Oleh karena itulah, PT Pertamina (Persero) melarang pembelian Pertalite menggunakan jeriken di Stasiun Pengisian Bahan Bakar Umum (SPBU), hal ini upaya untuk memastikan penyaluran Pertalite tepat sasaran.
Dan sejalan dengan itu muncullah aturan pelarangan untuk melayani pembelian JBKP Pertalite dengan jeriken ini telah sesuai juga dengan Surat Edaran Menteri ESDM No. 13/2017 mengenai Ketentuan Penyaluran Bahan Bakar Minyak melalui Penyalur.

Kongkowkuy

Pasca kenaikan harga Bahan Bakar Minyak (BBM) oleh pemerintah pusat serta adanya larangan untuk pembelian dengan menggunakan jiriken itu sejauh ternyata membawa dampak buruk bagi warga masyarakat, khususnya didaerah-daerah yang tidak memikiki Stasiun Pengisian Bahan Bakar Umum (SPBU).

Kenaikan harga BBM serta munculnya aturan larangan pembelian dengan menggunakan jirigen itu sejauh ini juga berdampak pada penjual minyak eceran di sekitaran kota Bagan Batu.

Untuk tingkat pengecer, Pertalite ditawarkan dengan harga Rp 13 ribu perliter. Sementara untuk pembelian langsung ke SPBU hanya dipatok dengan harga Rp 10 ribu perliter.

” Ya kita harus pandai-pandailah, misalnya kalau pas ada minyak di SPBU kita isi tangki sepeda motor kemudian sampai rumah kita suling. Repot, tapi bagaimana lagi, kasihan juga kalau ada orang mencari minyak, ” ujar Harianja salah seorang pedagang minyak eceran.

Padahal, lanjut pria bertubuh tambun ini lagi munculnya larangan jirigen itu membuat para ‘pelangsir’ minyak menggunakan mobil.

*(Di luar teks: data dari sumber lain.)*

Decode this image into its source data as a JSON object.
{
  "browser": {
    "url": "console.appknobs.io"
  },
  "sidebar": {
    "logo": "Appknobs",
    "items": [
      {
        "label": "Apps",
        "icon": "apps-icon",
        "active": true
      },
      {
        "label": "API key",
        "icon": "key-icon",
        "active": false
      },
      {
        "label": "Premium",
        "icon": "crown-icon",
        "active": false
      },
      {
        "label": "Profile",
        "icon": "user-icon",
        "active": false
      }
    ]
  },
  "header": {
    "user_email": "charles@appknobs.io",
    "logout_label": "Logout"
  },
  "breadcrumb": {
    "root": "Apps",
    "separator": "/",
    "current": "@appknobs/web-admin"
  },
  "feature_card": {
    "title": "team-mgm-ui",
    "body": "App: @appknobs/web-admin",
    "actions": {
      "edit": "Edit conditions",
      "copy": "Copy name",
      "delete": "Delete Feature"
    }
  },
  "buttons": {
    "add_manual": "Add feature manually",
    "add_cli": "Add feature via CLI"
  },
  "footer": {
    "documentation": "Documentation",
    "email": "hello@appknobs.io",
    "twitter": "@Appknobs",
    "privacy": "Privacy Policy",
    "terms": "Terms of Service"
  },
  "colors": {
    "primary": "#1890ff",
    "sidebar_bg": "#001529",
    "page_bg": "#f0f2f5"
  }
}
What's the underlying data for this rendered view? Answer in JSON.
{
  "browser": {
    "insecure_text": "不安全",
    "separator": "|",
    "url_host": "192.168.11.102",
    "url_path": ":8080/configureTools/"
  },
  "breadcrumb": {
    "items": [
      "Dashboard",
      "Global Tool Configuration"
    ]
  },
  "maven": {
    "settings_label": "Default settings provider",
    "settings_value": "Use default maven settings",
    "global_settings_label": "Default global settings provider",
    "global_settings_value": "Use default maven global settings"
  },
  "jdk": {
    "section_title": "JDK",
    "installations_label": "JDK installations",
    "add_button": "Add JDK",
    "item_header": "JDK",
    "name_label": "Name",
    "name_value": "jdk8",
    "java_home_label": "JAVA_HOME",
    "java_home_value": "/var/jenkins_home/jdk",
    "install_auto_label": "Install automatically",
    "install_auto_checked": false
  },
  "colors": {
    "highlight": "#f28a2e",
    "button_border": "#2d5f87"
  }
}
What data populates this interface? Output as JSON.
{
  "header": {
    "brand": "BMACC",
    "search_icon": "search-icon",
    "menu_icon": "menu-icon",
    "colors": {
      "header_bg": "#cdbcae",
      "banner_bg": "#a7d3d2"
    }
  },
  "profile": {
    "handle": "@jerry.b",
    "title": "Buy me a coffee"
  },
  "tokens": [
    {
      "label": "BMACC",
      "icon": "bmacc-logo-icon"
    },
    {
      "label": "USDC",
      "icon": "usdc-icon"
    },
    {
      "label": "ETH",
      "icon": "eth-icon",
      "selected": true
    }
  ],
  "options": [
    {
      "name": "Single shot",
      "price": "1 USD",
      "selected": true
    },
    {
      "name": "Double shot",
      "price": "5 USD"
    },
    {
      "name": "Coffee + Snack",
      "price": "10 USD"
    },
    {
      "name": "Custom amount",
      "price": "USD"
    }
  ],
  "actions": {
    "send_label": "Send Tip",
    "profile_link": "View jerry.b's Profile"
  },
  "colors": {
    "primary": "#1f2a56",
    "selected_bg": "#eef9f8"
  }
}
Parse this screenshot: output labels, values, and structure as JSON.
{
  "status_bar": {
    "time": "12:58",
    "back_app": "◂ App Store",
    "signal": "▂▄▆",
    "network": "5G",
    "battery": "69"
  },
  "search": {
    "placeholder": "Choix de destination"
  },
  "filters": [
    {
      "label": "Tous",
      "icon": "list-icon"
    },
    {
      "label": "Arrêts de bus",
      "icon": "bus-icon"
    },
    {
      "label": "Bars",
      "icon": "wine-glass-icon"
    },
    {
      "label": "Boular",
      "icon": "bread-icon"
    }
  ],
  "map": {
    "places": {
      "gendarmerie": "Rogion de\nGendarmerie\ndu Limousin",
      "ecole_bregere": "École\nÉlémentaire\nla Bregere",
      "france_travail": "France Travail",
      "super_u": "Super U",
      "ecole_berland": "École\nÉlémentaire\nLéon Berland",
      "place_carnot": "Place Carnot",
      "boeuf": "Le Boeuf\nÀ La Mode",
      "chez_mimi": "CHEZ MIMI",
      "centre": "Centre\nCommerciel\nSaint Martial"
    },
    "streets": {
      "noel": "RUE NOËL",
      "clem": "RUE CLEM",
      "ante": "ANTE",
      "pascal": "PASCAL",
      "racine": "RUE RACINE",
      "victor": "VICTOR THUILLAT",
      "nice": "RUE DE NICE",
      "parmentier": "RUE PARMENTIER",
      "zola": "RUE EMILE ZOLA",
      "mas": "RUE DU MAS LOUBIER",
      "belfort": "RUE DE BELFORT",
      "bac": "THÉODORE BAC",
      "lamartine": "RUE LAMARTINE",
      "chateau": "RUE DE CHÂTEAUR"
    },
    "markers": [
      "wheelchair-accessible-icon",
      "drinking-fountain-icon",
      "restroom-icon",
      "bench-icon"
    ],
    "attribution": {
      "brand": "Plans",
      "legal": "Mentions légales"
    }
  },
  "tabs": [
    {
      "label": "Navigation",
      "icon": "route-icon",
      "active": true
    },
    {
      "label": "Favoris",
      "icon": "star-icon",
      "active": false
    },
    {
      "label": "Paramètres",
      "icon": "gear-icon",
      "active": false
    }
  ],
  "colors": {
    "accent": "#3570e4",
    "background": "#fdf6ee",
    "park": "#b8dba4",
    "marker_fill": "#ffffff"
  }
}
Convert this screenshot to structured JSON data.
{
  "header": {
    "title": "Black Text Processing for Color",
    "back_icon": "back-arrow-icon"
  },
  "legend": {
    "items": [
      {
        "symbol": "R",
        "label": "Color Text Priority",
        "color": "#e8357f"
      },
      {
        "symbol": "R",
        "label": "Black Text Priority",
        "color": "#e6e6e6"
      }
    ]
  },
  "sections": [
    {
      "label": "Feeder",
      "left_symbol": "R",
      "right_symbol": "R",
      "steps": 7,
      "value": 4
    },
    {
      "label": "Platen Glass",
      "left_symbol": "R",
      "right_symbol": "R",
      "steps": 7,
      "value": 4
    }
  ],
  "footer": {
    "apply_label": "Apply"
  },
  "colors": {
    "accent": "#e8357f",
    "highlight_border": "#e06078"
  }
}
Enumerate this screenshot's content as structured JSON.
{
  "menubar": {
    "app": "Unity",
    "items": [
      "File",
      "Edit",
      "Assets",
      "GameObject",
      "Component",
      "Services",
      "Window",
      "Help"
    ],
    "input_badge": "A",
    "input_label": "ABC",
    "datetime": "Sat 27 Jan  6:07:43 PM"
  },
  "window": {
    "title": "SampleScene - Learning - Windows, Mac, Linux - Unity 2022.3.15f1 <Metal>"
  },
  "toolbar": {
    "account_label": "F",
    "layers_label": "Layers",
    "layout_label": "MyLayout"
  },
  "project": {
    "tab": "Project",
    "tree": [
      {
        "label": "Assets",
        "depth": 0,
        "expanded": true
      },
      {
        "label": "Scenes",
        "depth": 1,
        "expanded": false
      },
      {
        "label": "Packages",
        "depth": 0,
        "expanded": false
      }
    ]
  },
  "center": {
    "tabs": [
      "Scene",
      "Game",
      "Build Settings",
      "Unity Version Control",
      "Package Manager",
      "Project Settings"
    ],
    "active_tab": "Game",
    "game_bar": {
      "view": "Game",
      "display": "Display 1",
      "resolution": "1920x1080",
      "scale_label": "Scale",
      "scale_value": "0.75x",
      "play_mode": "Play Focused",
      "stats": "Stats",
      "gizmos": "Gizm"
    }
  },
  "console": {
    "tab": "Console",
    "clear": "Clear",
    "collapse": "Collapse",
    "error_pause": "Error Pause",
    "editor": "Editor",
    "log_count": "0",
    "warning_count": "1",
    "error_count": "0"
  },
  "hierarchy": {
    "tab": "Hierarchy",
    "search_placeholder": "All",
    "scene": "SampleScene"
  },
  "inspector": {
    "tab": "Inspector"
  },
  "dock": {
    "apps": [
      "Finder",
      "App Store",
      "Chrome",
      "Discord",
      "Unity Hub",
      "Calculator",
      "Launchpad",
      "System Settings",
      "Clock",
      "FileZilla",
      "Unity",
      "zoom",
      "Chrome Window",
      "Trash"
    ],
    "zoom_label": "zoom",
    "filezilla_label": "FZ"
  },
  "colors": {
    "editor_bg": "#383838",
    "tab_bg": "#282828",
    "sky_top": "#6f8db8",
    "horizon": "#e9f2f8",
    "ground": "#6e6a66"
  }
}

” Banyak mobil-mobil yang tetap melangsir minyak kok. Biasanya mereka hanya membeli minyak satu kali di satu SPBU. Sementara ditempat kita ada 4 SPBU jadi jelas 4 kali mereka bisa isi. Nah kalau itu disuling ke jirigen sudah dapat berapa jirigen, ” ungkapnya lagi.

Hal yang paling ‘mengenaskan’ itu seperti yang dirasakan oleh warga masyarakat yang tinggal di daerah pesisir kabupaten Rokan Hilir.

Akibat adanya larangan untuk penjual eceran, ternyata bukan hanya para nelayan saja yang merasakan, melainkan masyarakat yang bekerja sebagai petani dan kebun juga turut merasakan.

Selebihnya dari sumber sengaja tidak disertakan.